We also invite elderly citizens into our school to enable them to join younger children in learning about vegetable growing and exercising as well as issues concerning health.

Bamboo School students have recently been taught about the need for proper nutrition for pregnant women as well as for babies and pre-kindergarten children. On their fortnightly visit, they will go to homes of pregnant women to offer advice on nutritional needs. This is repeated every two weeks.

Thailand now has approximately six million children living with their grandparents, rather than with their fathers and mothers who have migrated to find work in the city. We classify these children as “Artificial Orphans.” We are helping these grandparents to better understand the nutritional and developmental stimulation needs of their grandchildren and to provide regular inputs of both types of needs.

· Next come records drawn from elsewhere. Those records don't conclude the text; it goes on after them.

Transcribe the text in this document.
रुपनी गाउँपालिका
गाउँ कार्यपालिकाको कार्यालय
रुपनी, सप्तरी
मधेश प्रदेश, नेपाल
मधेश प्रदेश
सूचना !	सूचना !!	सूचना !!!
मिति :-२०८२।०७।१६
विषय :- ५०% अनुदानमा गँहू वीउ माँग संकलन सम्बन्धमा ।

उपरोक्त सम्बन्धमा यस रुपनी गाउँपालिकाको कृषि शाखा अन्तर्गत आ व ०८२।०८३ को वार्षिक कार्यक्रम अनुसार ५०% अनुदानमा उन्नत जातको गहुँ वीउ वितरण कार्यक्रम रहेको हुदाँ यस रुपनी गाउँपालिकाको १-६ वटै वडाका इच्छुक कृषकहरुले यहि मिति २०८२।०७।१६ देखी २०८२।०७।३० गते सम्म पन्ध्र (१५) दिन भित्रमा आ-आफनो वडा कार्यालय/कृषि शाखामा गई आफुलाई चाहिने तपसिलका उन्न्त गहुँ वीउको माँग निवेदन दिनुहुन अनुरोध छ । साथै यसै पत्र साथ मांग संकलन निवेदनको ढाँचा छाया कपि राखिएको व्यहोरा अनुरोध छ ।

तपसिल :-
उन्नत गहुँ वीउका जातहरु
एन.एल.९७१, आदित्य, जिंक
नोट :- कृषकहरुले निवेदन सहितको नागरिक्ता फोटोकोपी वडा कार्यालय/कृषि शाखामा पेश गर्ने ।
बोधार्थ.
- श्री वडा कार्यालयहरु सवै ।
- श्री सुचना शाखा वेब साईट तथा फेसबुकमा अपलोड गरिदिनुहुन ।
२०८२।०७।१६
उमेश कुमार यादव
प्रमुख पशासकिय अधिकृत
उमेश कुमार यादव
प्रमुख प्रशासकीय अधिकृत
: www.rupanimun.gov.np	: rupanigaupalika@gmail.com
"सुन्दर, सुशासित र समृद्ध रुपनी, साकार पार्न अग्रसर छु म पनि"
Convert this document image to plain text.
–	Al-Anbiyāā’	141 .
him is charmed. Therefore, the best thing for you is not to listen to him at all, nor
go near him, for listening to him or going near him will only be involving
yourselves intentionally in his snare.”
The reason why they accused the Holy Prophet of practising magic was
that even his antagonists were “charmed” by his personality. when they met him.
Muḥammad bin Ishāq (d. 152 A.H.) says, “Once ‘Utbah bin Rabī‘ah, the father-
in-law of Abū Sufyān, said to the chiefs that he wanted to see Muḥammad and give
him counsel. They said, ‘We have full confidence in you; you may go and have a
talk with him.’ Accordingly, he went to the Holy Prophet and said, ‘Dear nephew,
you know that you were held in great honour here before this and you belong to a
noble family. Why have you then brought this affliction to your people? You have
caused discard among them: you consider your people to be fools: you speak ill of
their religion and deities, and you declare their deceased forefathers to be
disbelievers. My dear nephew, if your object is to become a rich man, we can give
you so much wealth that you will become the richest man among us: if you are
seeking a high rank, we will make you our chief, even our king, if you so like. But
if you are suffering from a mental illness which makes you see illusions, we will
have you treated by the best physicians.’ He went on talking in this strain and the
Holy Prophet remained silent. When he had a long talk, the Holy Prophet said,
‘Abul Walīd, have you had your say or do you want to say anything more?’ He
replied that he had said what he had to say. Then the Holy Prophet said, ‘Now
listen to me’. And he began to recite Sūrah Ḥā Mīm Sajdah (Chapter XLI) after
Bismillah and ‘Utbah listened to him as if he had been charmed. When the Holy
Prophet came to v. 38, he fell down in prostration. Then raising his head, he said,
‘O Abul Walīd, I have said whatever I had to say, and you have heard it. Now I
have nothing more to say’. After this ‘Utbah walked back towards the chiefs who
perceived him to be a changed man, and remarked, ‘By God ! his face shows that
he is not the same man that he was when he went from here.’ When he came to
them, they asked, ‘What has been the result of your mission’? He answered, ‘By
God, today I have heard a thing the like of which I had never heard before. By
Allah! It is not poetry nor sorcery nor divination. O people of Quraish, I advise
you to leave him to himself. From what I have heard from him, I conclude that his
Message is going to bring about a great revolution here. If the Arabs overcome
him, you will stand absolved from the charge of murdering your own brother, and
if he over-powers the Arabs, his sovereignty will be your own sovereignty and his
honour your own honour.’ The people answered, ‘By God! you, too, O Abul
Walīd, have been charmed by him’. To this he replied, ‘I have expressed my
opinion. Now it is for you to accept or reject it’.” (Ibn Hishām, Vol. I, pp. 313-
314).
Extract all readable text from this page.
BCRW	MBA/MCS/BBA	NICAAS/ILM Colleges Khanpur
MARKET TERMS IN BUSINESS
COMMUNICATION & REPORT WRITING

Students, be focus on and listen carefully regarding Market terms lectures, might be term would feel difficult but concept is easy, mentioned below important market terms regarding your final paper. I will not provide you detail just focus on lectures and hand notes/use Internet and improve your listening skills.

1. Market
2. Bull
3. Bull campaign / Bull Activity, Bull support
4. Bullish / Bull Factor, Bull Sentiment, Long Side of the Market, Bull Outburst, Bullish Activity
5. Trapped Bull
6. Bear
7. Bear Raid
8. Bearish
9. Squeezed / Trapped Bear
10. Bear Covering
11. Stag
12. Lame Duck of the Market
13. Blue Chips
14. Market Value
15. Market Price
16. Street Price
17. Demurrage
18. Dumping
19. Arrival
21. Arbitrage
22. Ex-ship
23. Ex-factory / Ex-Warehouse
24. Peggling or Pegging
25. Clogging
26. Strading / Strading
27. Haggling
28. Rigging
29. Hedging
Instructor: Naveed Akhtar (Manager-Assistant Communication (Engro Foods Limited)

We see positive changes in children and grandchildren and see that income of grandparents is increasing.

How large can a program like this become?

Our endeavor to turn schools into lifelong learning centers and hubs for social and economic advancement is rapidly gaining acceptance and support. We just have to sign on more people with more resources. I hope that many companies will help to establish a school like ours and partner with us to help start more schools. The more funding we are able to get to help other schools, the greater will be the expansion. This can be done around the world.

Is there a role for the government to play in this type of project?

The government is encouraging us to help popularize our new concept of education. Visitors are generally impressed by what students have been able to achieve, but we have a long way to go to get our message accepted throughout society. With more ambitious tax incentives from the government, more members of the business community would join in this endeavour.